Within this newer sound, the band has matured without that blatant genre-change that usually coincides with a more mature sound. As the band has gotten older, their sound has changed, sure, but also their intentions and their overarching, sometimes-subconscious sometimes-not, themes.

“Getting older has been a constant theme throughout the years, though not really that intentionally,” Rivers said. “Our first record was written and recorded around the time I graduated high school so a lot of that soaked into the writing. The second one was more about being in your twenties and finding your identity as an ‘adult.’ And now our third record explores kind of a punk rock midlife crisis.

“I started to realize that most of the punk songs I really loved were all about kids in high school, which is really weird when you think about how old some of the people were who were singing them, and I really wanted to try and make a late-twenties or early-thirties anthem because how many of those do you hear, especially about punk kids getting older?
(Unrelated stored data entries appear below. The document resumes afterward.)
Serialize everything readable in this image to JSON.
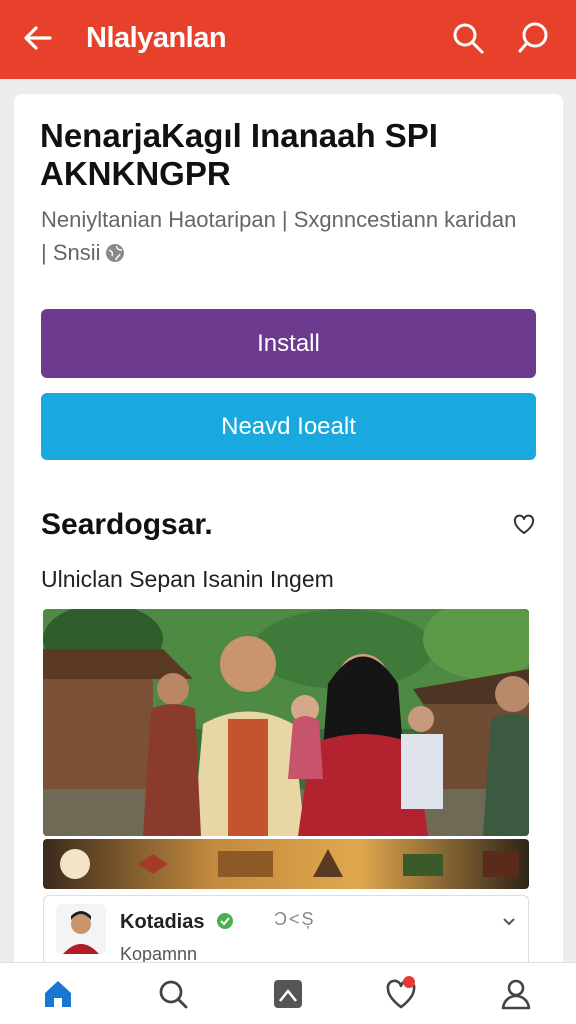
{
  "header": {
    "title": "Nlalyanlan",
    "accent_color": "#e8412b",
    "left_icon": "back-arrow-icon",
    "right_icons": [
      "search-icon",
      "search-icon"
    ]
  },
  "app": {
    "name": "NenarjaKagıl Inanaah SPI AKNKNGPR",
    "developer_line": "Neniyltanian Haotaripan | Sxgnncestiann karidan | Snsii"
  },
  "buttons": {
    "install_label": "Install",
    "install_color": "#6c3a8e",
    "secondary_label": "Neavd Ioealt",
    "secondary_color": "#1aa9de"
  },
  "section": {
    "title": "Seardogsar.",
    "subtitle": "Ulniclan Sepan Isanin Ingem"
  },
  "review": {
    "name": "Kotadias",
    "subtitle": "Kopamnn",
    "meta": "Ɔ<Ș"
  },
  "bottom_nav": {
    "items": [
      {
        "icon": "home-icon",
        "active": true
      },
      {
        "icon": "search-icon",
        "active": false
      },
      {
        "icon": "apps-icon",
        "active": false
      },
      {
        "icon": "heart-icon",
        "active": false,
        "notification": true
      },
      {
        "icon": "person-icon",
        "active": false
      }
    ],
    "active_color": "#1976d2"
  }
}
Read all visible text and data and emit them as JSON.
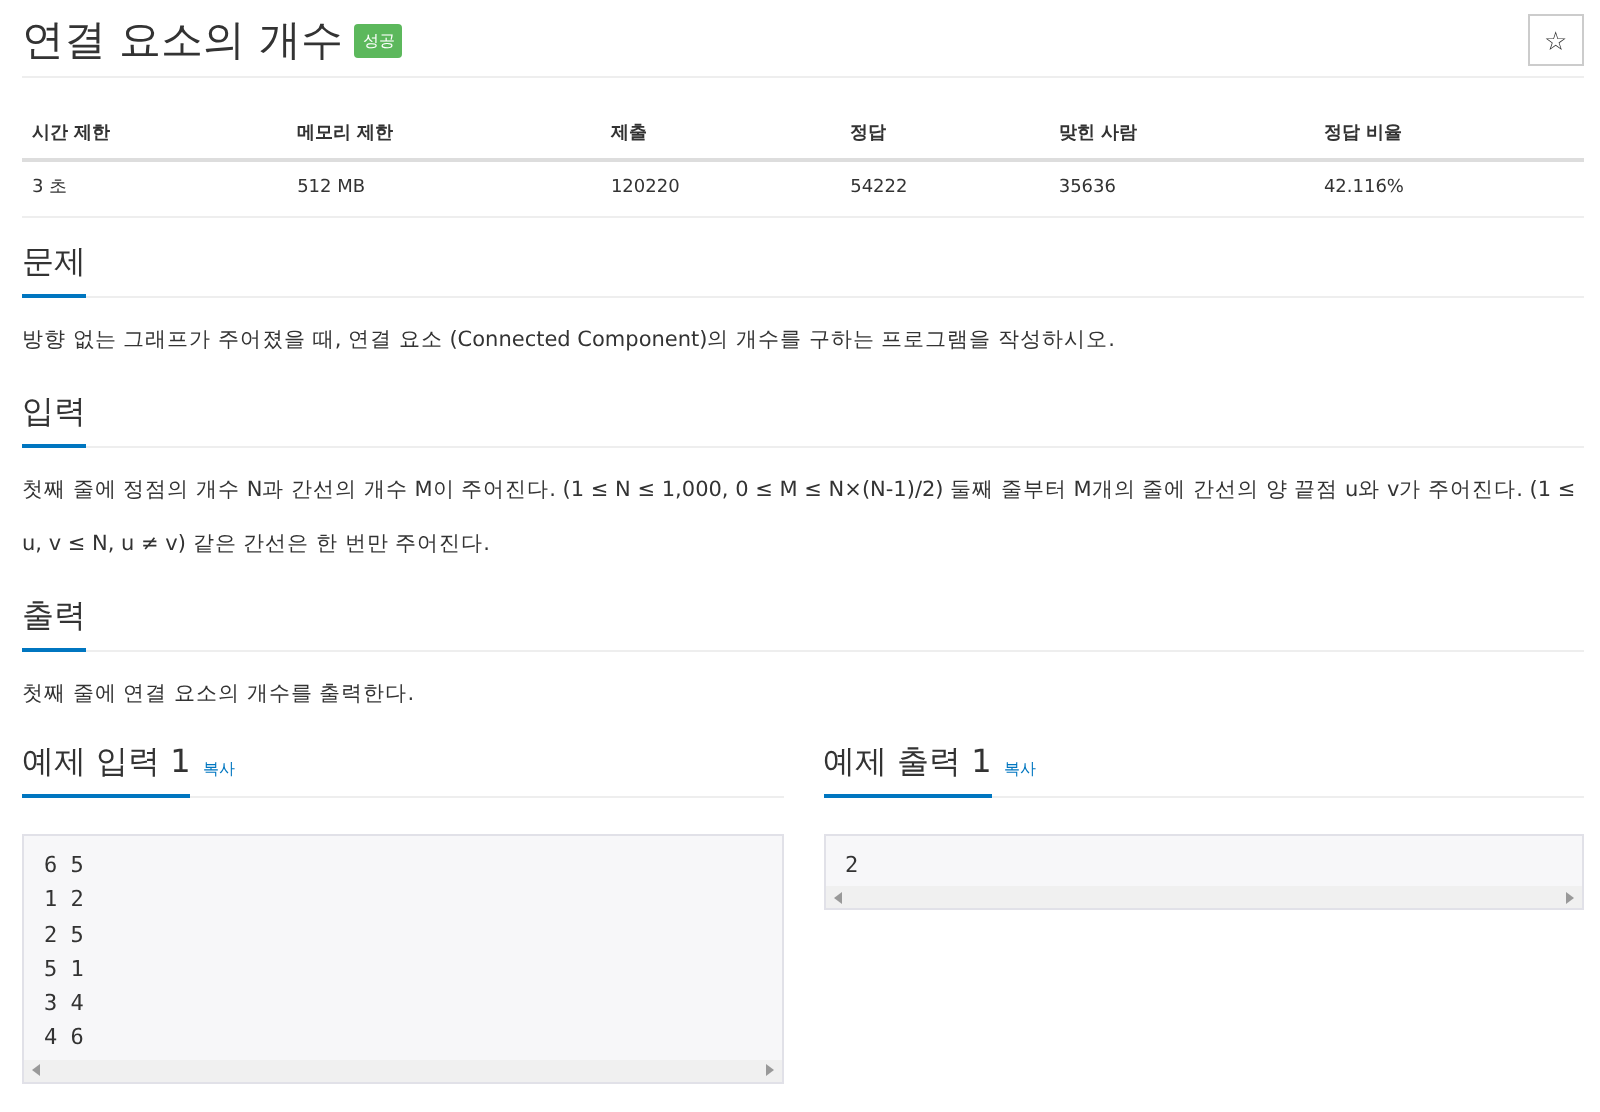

It’s always these romanticized teenagers running away from home or falling in love. I wanted something that tried to fill in some of what happens when your youth fades and the weird transition where going out partying every night of the week becomes less of a goal and more of a caution flag.

“Everybody’s so youth-obsessed and it seems like people are afraid to talk about getting older and that transition to responsibility. It’s usually portrayed in such black and white terms as people either ‘selling out’ and starting a family with a nine-to-five job or becoming a junkie who can’t stop searching for the next high. But those are two extremes. I feel like most people reside somewhere in the middle and I wanted to paint a more realistic depiction of that.”

This growing older and slowing down has caught up with the band. Any band’s longevity is up in the air at best, anyway. Even big names often call it quits when the timing is right, as to not put themselves in the position of embarrassment, or simply ending on a bad or less-than-perfect note.

F—ing Panthers are not an exception to this rule. On August 4, FP played their last show at the Brass Rail as part of the Let’s Comedy comedy festival, Let’s Fest.

The farewell crowd was plentiful, even more so than a regular weekend night. With plenty of crowd surfing and raucousness, the stagefront was overflowing with 20- and 30-somethings spewing Rivers’ words back at him. With the declaration, “Well, this is the last song…,” the band launched into their demise around midnight.

Ten years isn’t a short time to be involved in anything, let alone a band you started in high school. Through the countless shows and the three albums released, F—ing Panthers has instilled themselves in the scene forever. Maybe after some time the band will reform for a one-off show every now and then in the spirit of their peers The Dead Records or Close Only Counts. But for now, their material can speak for itself and their intentions can be self-summarized.

“(If we had a message,) it would probably be to reach people who feel alone or out of place, and let them know that there are plenty of people who feel the same way. It’s OK not to be happy and joyful all the time, especially as you get older. It’s cool just to reach people and bridge some of those barriers.”